Padmé and Obi-Wan find themselves held hostage, and when their kidnappers suggest Obi-Wan might not be worth the price of being kept alive, Padmé responds, "“You wouldn’t kill my husband and expect my help afterward, would you?"

Notes:

(See the end of the work for notes.)

Chapter 1: OBI-WAN

Chapter Text

Savareen gives Obi-Wan a new appreciation for Tatooine. 

The sand, he would almost bet, is more coarse, and it has rubbed his skin raw where the sun has not already burned him. The oceans are little reprieve as cold wind whips off the waves strong enough to knock him down. He reaches out an arm, protectively attempting to shield Padmé. It feels futile when it could surely knock him off his feet.

“General Kenobi,” the Weequay translator calls to him. “If you would take your position for the ceremony.”

As polite as it sounds, it’s more of a command. 

“Patience, please,” Obi-Wan says. He knows he’s pushing his luck - this fractured group of mercenaries, pirates, and former members of the Crimson Dawn who surround them have grown visibly tired of his stalling tactics. 

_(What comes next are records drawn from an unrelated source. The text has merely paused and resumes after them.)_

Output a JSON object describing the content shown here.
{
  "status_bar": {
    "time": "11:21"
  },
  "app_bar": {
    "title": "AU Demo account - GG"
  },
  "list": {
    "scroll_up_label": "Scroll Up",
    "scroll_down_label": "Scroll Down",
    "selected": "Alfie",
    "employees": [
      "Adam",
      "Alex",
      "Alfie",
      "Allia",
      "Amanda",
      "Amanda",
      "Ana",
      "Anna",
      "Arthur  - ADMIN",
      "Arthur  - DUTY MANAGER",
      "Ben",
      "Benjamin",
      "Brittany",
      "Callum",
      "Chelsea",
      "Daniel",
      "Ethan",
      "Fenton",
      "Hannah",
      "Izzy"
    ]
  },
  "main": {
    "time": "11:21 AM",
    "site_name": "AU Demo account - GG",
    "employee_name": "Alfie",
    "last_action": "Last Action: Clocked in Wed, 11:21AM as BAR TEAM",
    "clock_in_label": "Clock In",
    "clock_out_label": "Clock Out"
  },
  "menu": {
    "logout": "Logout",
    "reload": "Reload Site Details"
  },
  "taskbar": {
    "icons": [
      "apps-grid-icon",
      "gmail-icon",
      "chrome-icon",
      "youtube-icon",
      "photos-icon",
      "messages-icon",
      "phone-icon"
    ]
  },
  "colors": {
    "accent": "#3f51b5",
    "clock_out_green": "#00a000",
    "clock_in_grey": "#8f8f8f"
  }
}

Obi-Wan does as requested, turning his back to the wind. It nearly bowls him over and he has to spend a moment shaking out the long sleeves of the ceremonial tunic. His hair is a lost cause, and his mustache is waving in the breeze when he crosses his eyes. “Whoever had the brilliant idea of trekking across the desert to have this ceremony on the beach?” he asks.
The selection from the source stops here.